Los Magistrados Richard Trincheri y Héctor Rimaro confirmaron el procesamiento de los imputados, pero cambiaron la calificación del delito.
El nuevo encuadre jurídico que exime a Marcelo Alejandro Gago Cristian García Lillo de ser autores de un robo en perjuicio de la víctima, facilitó la liberación de ambos sujetos.
El Juez de la causa le atribuyó a Gago su responsabilidad penal en el delito calificado como robo doblemente calificado por causar lesiones graves con arma de fuego en concurso real con tenencia de arma de fuego sin contar con la debida autorización legal.
En cuanto a su consorte le endilgó la autoría del robo doblemente calificado, lesiones graves cometidas con arma de fuego y amenazas calificadas en carácter de autor.

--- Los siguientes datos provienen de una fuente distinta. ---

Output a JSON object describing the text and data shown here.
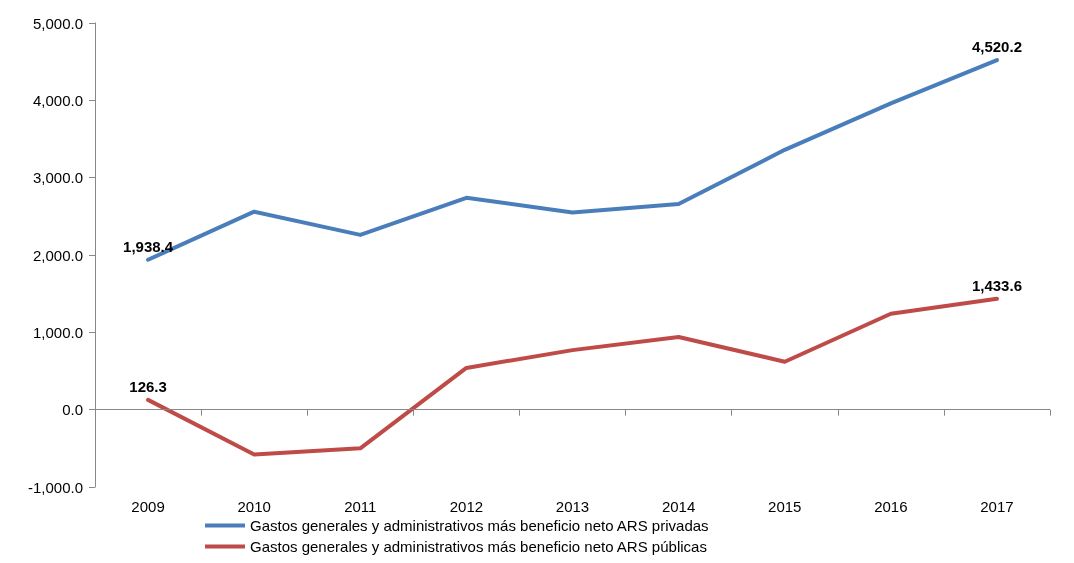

En la instrucción de la causa se probó que los delincuentes se movilizaban en una motocicleta e interceptaron el paso de una pareja a quienes amenazaron con asesinarlo si no les entregaban un celular y otros efectos personales.
El joven y su compañera intentaron escapar y, al parecer García Lillo le disparó un balazo desde corta distancia que impactó en su mano derecha.
El mismo sujeto también fue acusado de amenazar con una pistola a un hombre domiciliado en el barrio, horas antes de que se produjera el ataque a la pareja.
García Lillo y su compañero de andanzas delictivas, siempre a bordo de una moto llegaron hasta la casa del vecino y directamente lo amenazaron.
En cuanto a Gago se habría demostrado su participación en la violenta agresión y además, los investigadores de la Comisaría Tercera que allanaron una casa que ocupa en la calle Ruca Choroy, encontraron una pistola Bersa calibre 22 cuya tenencia y portación no se encuentra legalmente autorizada.
Más aún en las actuaciones surgirían elementos concluyentes que revelan la intervención directa de García Lillo y Gago en la violenta agresión a tiros, aunque este último no estaría vinculado con las amenazas.